# Dead pixels. [DMG-01 AKA Original Gameboy]



## TheJorsh (Apr 23, 2010)

Yep.
I don't really have any big explanation for this.
It's just pretty much impossible nowadays to have a DMG with a fully working screen.
So here's my question:
Where can I find replacement screens?
Is it even possible to replace the screen?
Every time I search for one, I find covers, but not the actual screen.
Anybody know where I'd be able to get one?

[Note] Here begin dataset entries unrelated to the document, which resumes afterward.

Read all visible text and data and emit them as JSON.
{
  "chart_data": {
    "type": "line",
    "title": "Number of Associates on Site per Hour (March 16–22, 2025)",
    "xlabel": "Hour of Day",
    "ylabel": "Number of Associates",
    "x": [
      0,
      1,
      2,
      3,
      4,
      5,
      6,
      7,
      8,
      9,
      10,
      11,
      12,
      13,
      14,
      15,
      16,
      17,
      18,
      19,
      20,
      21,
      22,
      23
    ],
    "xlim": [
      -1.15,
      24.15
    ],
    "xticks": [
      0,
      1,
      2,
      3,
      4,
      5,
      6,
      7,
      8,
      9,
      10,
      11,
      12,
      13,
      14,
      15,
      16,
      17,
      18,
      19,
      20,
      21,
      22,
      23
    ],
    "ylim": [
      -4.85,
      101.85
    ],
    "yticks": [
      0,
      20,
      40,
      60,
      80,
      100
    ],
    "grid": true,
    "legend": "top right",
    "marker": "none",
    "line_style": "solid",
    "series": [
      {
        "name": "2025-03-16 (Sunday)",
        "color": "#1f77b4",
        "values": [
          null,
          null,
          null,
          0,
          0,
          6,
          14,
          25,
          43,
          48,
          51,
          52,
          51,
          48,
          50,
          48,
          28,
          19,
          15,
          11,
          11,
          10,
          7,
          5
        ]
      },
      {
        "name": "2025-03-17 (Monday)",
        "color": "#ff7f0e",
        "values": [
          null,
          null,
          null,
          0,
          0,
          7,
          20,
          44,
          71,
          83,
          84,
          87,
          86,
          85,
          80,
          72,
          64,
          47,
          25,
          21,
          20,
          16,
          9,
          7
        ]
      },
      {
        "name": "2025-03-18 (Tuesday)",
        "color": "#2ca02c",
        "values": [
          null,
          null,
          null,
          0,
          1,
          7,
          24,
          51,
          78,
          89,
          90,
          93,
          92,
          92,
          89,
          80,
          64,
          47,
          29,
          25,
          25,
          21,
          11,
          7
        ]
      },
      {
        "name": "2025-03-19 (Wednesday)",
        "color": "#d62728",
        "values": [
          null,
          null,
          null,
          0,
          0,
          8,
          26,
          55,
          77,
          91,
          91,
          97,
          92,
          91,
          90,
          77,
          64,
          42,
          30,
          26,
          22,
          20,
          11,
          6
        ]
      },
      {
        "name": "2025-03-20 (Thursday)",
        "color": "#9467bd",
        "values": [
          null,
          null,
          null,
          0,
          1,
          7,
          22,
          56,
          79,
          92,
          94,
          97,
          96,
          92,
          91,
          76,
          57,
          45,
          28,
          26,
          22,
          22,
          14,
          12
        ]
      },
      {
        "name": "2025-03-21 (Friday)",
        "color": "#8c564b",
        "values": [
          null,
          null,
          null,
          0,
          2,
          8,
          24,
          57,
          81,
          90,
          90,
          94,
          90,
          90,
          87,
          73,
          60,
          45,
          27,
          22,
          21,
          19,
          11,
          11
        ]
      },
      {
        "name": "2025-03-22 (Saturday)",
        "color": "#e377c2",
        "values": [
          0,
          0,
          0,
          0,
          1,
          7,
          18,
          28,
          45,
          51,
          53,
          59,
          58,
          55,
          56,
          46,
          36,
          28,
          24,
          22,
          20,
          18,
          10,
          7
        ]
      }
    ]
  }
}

EDIT: Also, where would one find replacement buttons?
I'm not having any sort of problem with the buttons right now, but if I ever do, or I just want to change the colors, that'd be cool.


----------



## blueskies (Apr 23, 2010)

if you have a vertical line of dead pixels on your dmg (or a horizontal line on the gameboy pocket) read this thread. It describes a very easy method to repair a line of dead pixels. Actually that whole forum has tips on fixing, modding, playing with old gameboy hardware. And if it's beyond repair, check the sale thread and get a new one on the cheap.


----------



## TheJorsh (Apr 23, 2010)

I have a couple vertical lines on the very left edge, and then a big thick line (also vertical) on the right side, that's just big enough to hide Mario in Donkey Kong '94. 
	

	
	
		
		

		
			




I'll see if anything on there helps.
Thanks!


----------